In questo periodo di ordinaria sospensione e di emergenza decretata a maggioranza variabile, vorrei che riflettessimo su che fare dopo senza limiti o confini. E’ un’abitudine che mi porto dietro da molti decenni, dall’estate della maturità. Ricordo che volevo andare in Grecia con in compagni di scuola ; alla fine non venne nessuno e partii da solo. Non c’erano gli aerei low cost ma solo i treni a basso prezzo e gli autobus a chilometraggio limitato. La lentezza mi aiutò a pensare e a cercare la mia strada. Mi spaventava iscrivermi ad una facoltà basata su una materia, il diritto, che non avevo mai studiato e che mi prospettava un futuro in un terreno inesplorato da familiari vicini e lontani. Ma girando il Peloponneso sulle corriere locali imparai che il greco non era una lingua morta e che dietro ogni curva si apriva un golfo, dietro una collina si poteva appostare un tempio antico per dare senso al mio andare.
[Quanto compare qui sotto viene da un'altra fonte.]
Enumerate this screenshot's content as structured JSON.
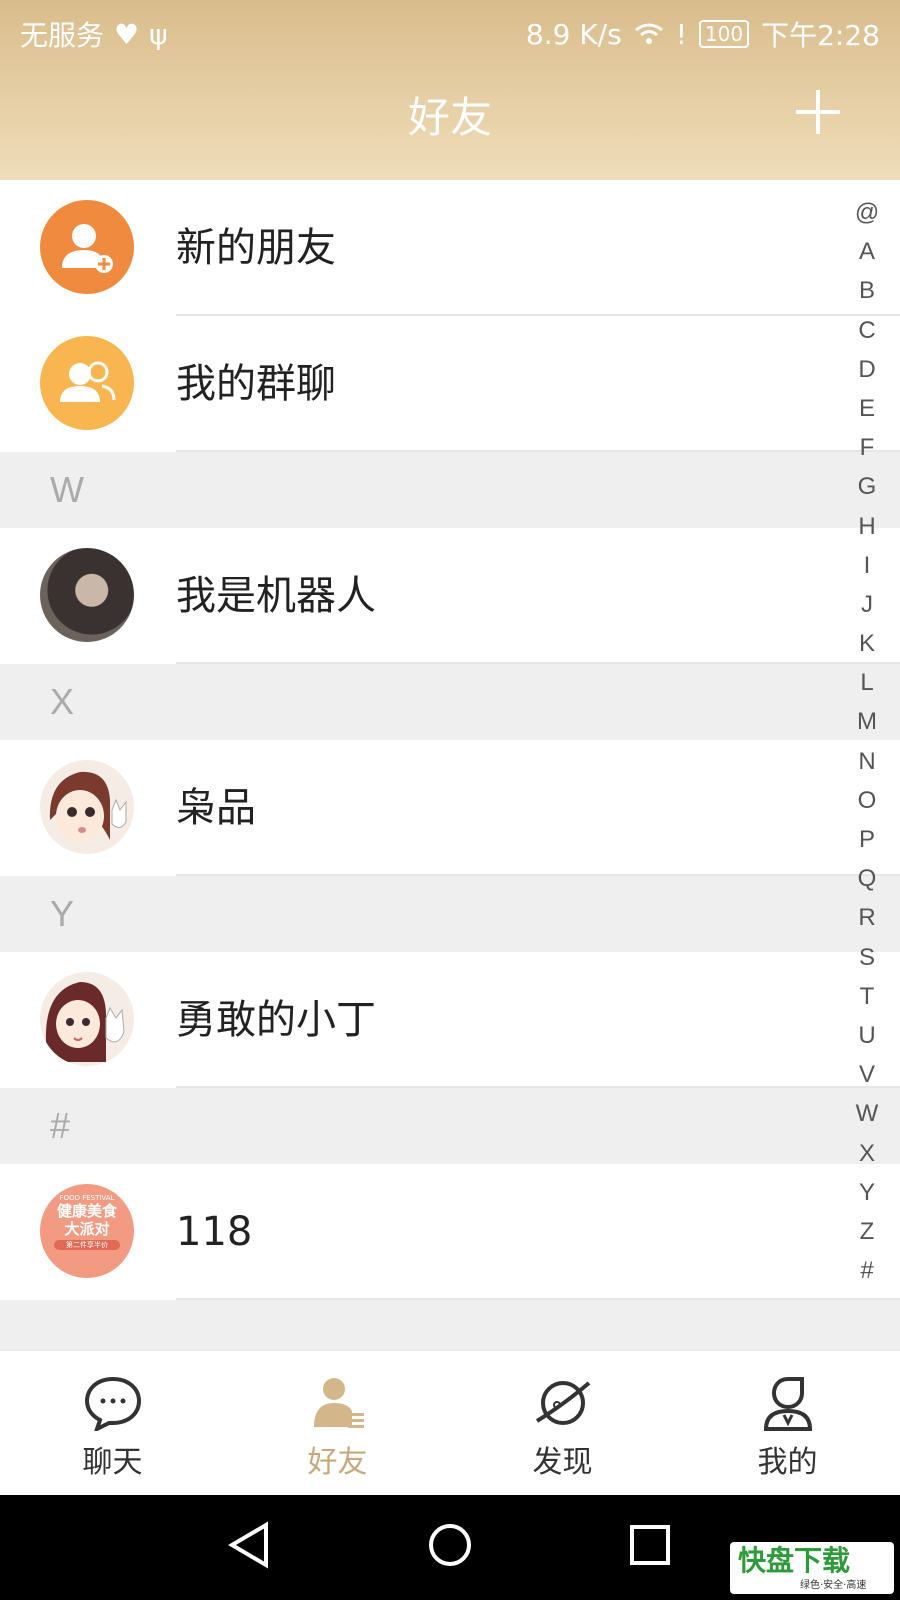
{
  "status_bar": {
    "carrier": "无服务",
    "speed": "8.9 K/s",
    "battery": "100",
    "time": "下午2:28"
  },
  "header": {
    "title": "好友"
  },
  "fixed_items": [
    {
      "label": "新的朋友",
      "icon": "add-friend-icon",
      "color": "#ef8a3f"
    },
    {
      "label": "我的群聊",
      "icon": "group-chat-icon",
      "color": "#f9b54f"
    }
  ],
  "sections": [
    {
      "letter": "W",
      "contacts": [
        {
          "name": "我是机器人",
          "avatar": "avatar-photo"
        }
      ]
    },
    {
      "letter": "X",
      "contacts": [
        {
          "name": "枭品",
          "avatar": "avatar-cartoon-girl"
        }
      ]
    },
    {
      "letter": "Y",
      "contacts": [
        {
          "name": "勇敢的小丁",
          "avatar": "avatar-cartoon-girl-cat"
        }
      ]
    },
    {
      "letter": "#",
      "contacts": [
        {
          "name": "118",
          "avatar": "avatar-food-poster",
          "avatar_text": [
            "FOOD FESTIVAL",
            "健康美食",
            "大派对",
            "第二件享半价"
          ]
        }
      ]
    }
  ],
  "index_letters": [
    "@",
    "A",
    "B",
    "C",
    "D",
    "E",
    "F",
    "G",
    "H",
    "I",
    "J",
    "K",
    "L",
    "M",
    "N",
    "O",
    "P",
    "Q",
    "R",
    "S",
    "T",
    "U",
    "V",
    "W",
    "X",
    "Y",
    "Z",
    "#"
  ],
  "tabs": [
    {
      "label": "聊天",
      "icon": "chat-bubble-icon",
      "active": false
    },
    {
      "label": "好友",
      "icon": "friends-icon",
      "active": true
    },
    {
      "label": "发现",
      "icon": "planet-icon",
      "active": false
    },
    {
      "label": "我的",
      "icon": "profile-icon",
      "active": false
    }
  ],
  "watermark": {
    "brand": "快盘下载",
    "tagline": "绿色·安全·高速"
  },
  "colors": {
    "accent": "#c7a97c",
    "header_top": "#d9bc8c",
    "header_bottom": "#efdcb9"
  }
}
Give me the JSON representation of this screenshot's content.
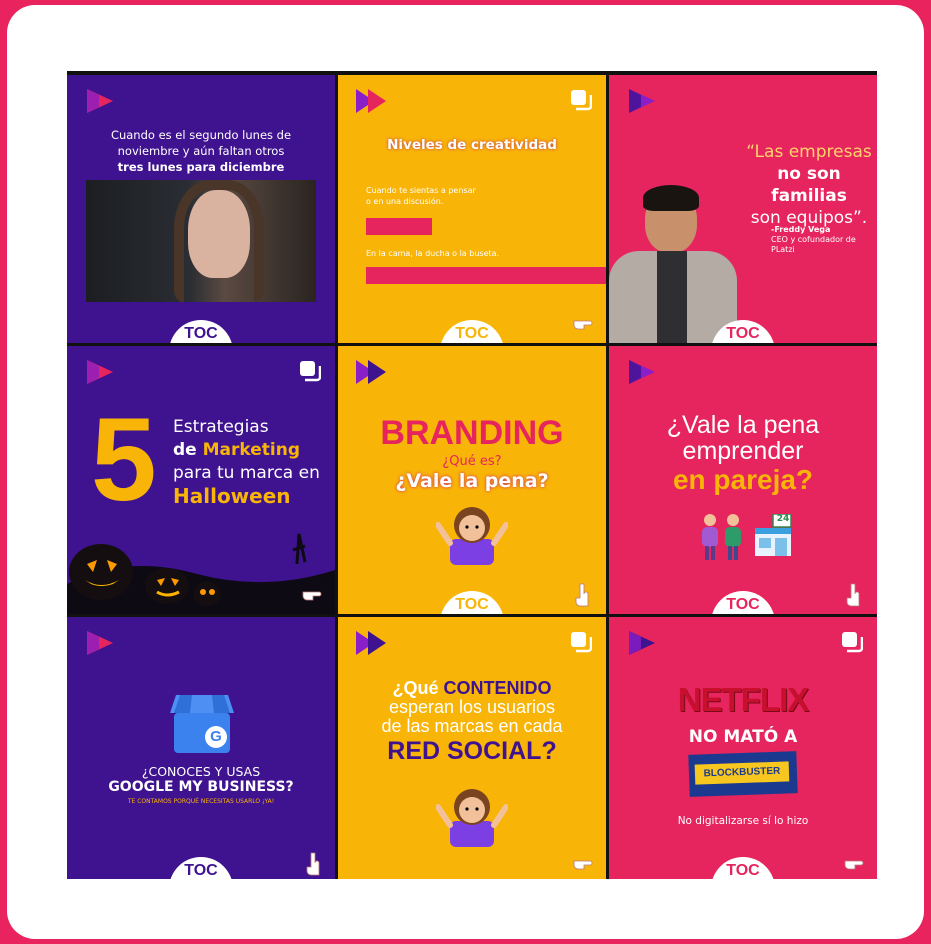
{
  "tiles": {
    "t1": {
      "line1": "Cuando es el segundo lunes de",
      "line2": "noviembre y aún faltan otros",
      "line3": "tres lunes para diciembre",
      "logo": "TOC"
    },
    "t2": {
      "title": "Niveles de creatividad",
      "line1": "Cuando te sientas a pensar",
      "line2": "o en una discusión.",
      "line3": "En la cama, la ducha o la buseta.",
      "logo": "TOC"
    },
    "t3": {
      "quote1": "“Las empresas",
      "quote2": "no son familias",
      "quote3": "son equipos”.",
      "author": "-Freddy Vega",
      "role": "CEO y cofundador de PLatzi",
      "logo": "TOC"
    },
    "t4": {
      "number": "5",
      "line1": "Estrategias",
      "line2a": "de ",
      "line2b": "Marketing",
      "line3": "para tu marca en",
      "line4": "Halloween"
    },
    "t5": {
      "title": "BRANDING",
      "line1": "¿Qué es?",
      "line2": "¿Vale la pena?",
      "logo": "TOC"
    },
    "t6": {
      "line1": "¿Vale la pena",
      "line2": "emprender",
      "line3": "en pareja?",
      "badge": "24",
      "logo": "TOC"
    },
    "t7": {
      "line1": "¿CONOCES Y USAS",
      "line2": "GOOGLE MY BUSINESS?",
      "line3": "TE CONTAMOS PORQUÉ NECESITAS USARLO ¡YA!",
      "g": "G",
      "logo": "TOC"
    },
    "t8": {
      "line1a": "¿Qué ",
      "line1b": "CONTENIDO",
      "line2": "esperan los usuarios",
      "line3": "de las marcas en cada",
      "line4": "RED SOCIAL?"
    },
    "t9": {
      "brand1": "NETFLIX",
      "line1": "NO MATÓ A",
      "brand2": "BLOCKBUSTER",
      "line2": "No digitalizarse sí lo hizo",
      "logo": "TOC"
    }
  },
  "colors": {
    "purple": "#3f1290",
    "yellow": "#f9b408",
    "pink": "#e6245d",
    "background": "#e8235e"
  },
  "icons": [
    "play-logo-icon",
    "copy-icon",
    "pointing-hand-icon",
    "shrug-emoji-icon",
    "couple-icon",
    "store-icon",
    "google-my-business-icon",
    "pumpkin-icon"
  ]
}
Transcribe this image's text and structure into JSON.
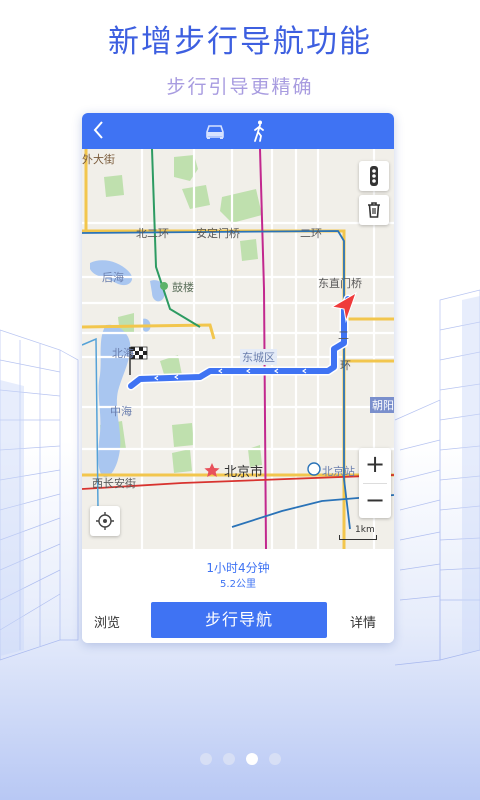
{
  "promo": {
    "headline": "新增步行导航功能",
    "subheadline": "步行引导更精确"
  },
  "topbar": {
    "back_icon": "chevron-left-icon",
    "modes": [
      "car-icon",
      "walking-person-icon"
    ],
    "active_mode": "walking"
  },
  "map": {
    "labels": {
      "beiersanhuan": "北二环",
      "andingmen": "安定门桥",
      "erhuan": "二环",
      "houhai": "后海",
      "gulou": "鼓楼",
      "dongzhimen": "东直门桥",
      "dongcheng": "东城区",
      "beihai": "北海",
      "zhonghai": "中海",
      "chaoyang": "朝阳",
      "xichang": "西长安街",
      "beijingshi": "北京市",
      "beijingzhan": "北京站",
      "left_edge": "外大街",
      "right_huan": "环",
      "right_er": "二"
    },
    "scale_label": "1km",
    "controls": [
      "traffic-light-icon",
      "trash-icon",
      "zoom-in-icon",
      "zoom-out-icon",
      "locate-icon"
    ],
    "zoom_in": "+",
    "zoom_out": "−"
  },
  "route": {
    "duration": "1小时4分钟",
    "distance": "5.2公里"
  },
  "actions": {
    "browse": "浏览",
    "navigate": "步行导航",
    "details": "详情"
  },
  "pager": {
    "count": 4,
    "active_index": 2
  },
  "colors": {
    "accent": "#3f73f3",
    "headline": "#3d5fe0",
    "subheadline": "#a89ce0",
    "route": "#3f73f3",
    "start_marker": "#ef3b3b"
  }
}
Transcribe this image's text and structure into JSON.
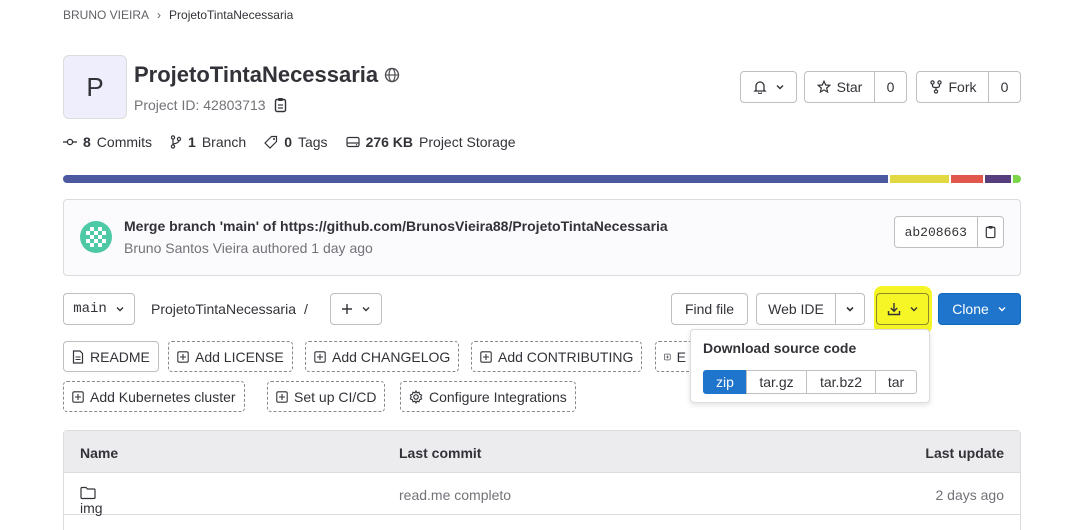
{
  "breadcrumb": {
    "owner": "BRUNO VIEIRA",
    "separator": "›",
    "project": "ProjetoTintaNecessaria"
  },
  "project": {
    "avatar_letter": "P",
    "name": "ProjetoTintaNecessaria",
    "id_text": "Project ID: 42803713"
  },
  "actions": {
    "star_label": "Star",
    "star_count": "0",
    "fork_label": "Fork",
    "fork_count": "0"
  },
  "stats": {
    "commits_count": "8",
    "commits_label": "Commits",
    "branch_count": "1",
    "branch_label": "Branch",
    "tags_count": "0",
    "tags_label": "Tags",
    "storage_size": "276 KB",
    "storage_label": "Project Storage"
  },
  "language_colors": [
    "#4c59a0",
    "#e1d844",
    "#e2574c",
    "#563d7c",
    "#7dd64a"
  ],
  "commit": {
    "message": "Merge branch 'main' of https://github.com/BrunosVieira88/ProjetoTintaNecessaria",
    "author_line": "Bruno Santos Vieira authored 1 day ago",
    "sha": "ab208663"
  },
  "repo_toolbar": {
    "branch": "main",
    "path": "ProjetoTintaNecessaria",
    "path_sep": "/",
    "find_file": "Find file",
    "web_ide": "Web IDE",
    "clone": "Clone"
  },
  "quick_actions": {
    "readme": "README",
    "license": "Add LICENSE",
    "changelog": "Add CHANGELOG",
    "contributing": "Add CONTRIBUTING",
    "hidden_partial": "E",
    "kubernetes": "Add Kubernetes cluster",
    "cicd": "Set up CI/CD",
    "integrations": "Configure Integrations"
  },
  "download_dropdown": {
    "title": "Download source code",
    "formats": [
      "zip",
      "tar.gz",
      "tar.bz2",
      "tar"
    ],
    "selected": "zip"
  },
  "table": {
    "headers": {
      "name": "Name",
      "last_commit": "Last commit",
      "last_update": "Last update"
    },
    "rows": [
      {
        "name": "img",
        "commit": "read.me completo",
        "updated": "2 days ago"
      }
    ]
  },
  "colors": {
    "accent": "#1f75cb",
    "highlight": "#f5f500"
  }
}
Valeva la pena tentare un viaggio anche in inverno in una terra sconosciuta, chiamata giurisprudenza e lasciare il paese per una piccola città dove vivere da “fuori sede”. Ogni estate, anche da maturati stagionati, è necessariamente l’abbandono del passato e la partenza per un nuovo percorso. Chi non parte, non sta fermo, resta indietro rispetto al ciclo eterno dell’universo che si muove. Come l’orbita dei pianeti anche noi dobbiamo muoverci e orientarci guardando le stelle, perché habent sua sidera lites.

La traduzione ufficiale è “ogni processo ha la sua stella, il suo destino segnato”, ma potrebbe anche tradursi all’inverso “ogni stella ha il suo processo”, il suo movimento. E noi che cerchiamo di orientare le cause in una direzione, forse dobbiamo invece orientare noi stessi verso la direzione tracciata, percorrerne e precorrerne il corso, come i vecchi sacerdoti pagani alla ricerca della volontà degli Dei o come pellegrini medievali in cammino sulla Via Lattea di San Giacomo e di Luis Bunuel.